Symptoms to Recognize
The most common signs are vaginal bleeding (which can range from light spotting to heavy flow), cramping or pain in the pelvic area or lower back, and the passage of fluid or tissue from the vagina. Some women also notice a rapid heartbeat. Spotting alone in early pregnancy is fairly common and does not always mean a miscarriage is happening, but any bleeding warrants a call to your healthcare provider.
With a missed miscarriage, there may be no noticeable symptoms at all. Pregnancy symptoms like nausea or breast tenderness may gradually fade, but that can also happen in normal pregnancies. This is why missed miscarriages are typically identified through ultrasound rather than symptoms.
How It Is Diagnosed
Diagnosis usually involves an ultrasound to look for a gestational sac, an embryo, and fetal heart activity. A nonviable pregnancy is confirmed when the ultrasound shows an empty gestational sac or an embryo without cardiac activity within the first 13 weeks. In some cases, blood tests tracking pregnancy hormone levels over several days help clarify whether the pregnancy is progressing normally or not. Because the stakes of a wrong diagnosis are high, doctors often repeat imaging a week or more later if initial results are uncertain.
Management Options
Once a miscarriage is confirmed, there are generally three paths forward, and the right choice depends on the type of loss, how far along the pregnancy was, and your preferences.
Expectant management means waiting for the body to pass the pregnancy tissue naturally, without medical intervention. This approach tends to work better when your body has already started the process, with symptoms like tissue passage or bleeding already underway. It can take days to weeks, and not everyone finds the uncertainty manageable.
Medical management uses medication to help the uterus expel the remaining tissue. This speeds up the process compared to waiting, and most women complete the process within a few days. It involves cramping and heavy bleeding, typically heavier than a normal period.
Surgical management involves a brief procedure to remove the pregnancy tissue. This option provides the quickest resolution and is sometimes necessary when bleeding is heavy, there are signs of infection, or other approaches have not worked. It also allows tissue to be sent for genetic testing if that information would be useful, particularly after recurrent losses.

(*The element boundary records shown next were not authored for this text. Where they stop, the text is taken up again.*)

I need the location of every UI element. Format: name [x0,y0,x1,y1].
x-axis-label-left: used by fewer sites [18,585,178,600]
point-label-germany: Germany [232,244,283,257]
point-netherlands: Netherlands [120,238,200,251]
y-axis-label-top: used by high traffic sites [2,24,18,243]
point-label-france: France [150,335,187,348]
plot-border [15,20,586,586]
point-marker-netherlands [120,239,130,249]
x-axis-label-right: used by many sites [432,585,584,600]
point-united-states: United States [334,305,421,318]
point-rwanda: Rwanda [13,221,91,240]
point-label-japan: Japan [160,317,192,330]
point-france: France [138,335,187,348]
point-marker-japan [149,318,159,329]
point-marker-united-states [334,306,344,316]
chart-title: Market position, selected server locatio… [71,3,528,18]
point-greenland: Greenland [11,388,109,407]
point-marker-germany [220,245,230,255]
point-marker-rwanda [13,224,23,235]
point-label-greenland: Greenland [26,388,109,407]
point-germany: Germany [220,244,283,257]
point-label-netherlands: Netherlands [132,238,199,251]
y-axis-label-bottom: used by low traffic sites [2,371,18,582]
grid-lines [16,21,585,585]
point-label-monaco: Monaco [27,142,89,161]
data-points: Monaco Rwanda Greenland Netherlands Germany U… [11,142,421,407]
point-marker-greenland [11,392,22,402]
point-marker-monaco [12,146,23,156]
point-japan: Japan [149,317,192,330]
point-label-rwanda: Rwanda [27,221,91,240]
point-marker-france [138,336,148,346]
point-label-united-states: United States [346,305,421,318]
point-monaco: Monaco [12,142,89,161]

For a complete abortion, where all tissue has already passed, no further treatment is typically needed. Doctors confirm completion using ultrasound, looking for the absence of a gestational sac.
Physical Recovery
After a miscarriage, bleeding can continue for up to two weeks, gradually tapering off. Most women get their first period somewhere between four and six weeks later, though it may be heavier and longer than usual. It can take a few cycles for periods to settle into a regular pattern again. Ovulation can return as early as two weeks after the loss, which means pregnancy is physically possible before your next period arrives.
Future Pregnancy After a Loss
A single miscarriage does not significantly change your chances of having a healthy pregnancy. The risk of miscarriage in a future pregnancy is about 20% after one loss, which is only slightly above the baseline risk for most age groups. The vast majority of women who experience one miscarriage go on to carry a healthy pregnancy to term.
Recurrent loss does shift the odds. After two consecutive miscarriages, the risk roughly doubles compared to someone with no history. After three or more in a row, the risk of another miscarriage is about 30 to 40%, and evaluation for underlying causes (hormonal, structural, or genetic) becomes especially important. The BMJ study also found that a previous stillbirth, preterm birth, or gestational diabetes modestly increased miscarriage risk in a subsequent pregnancy.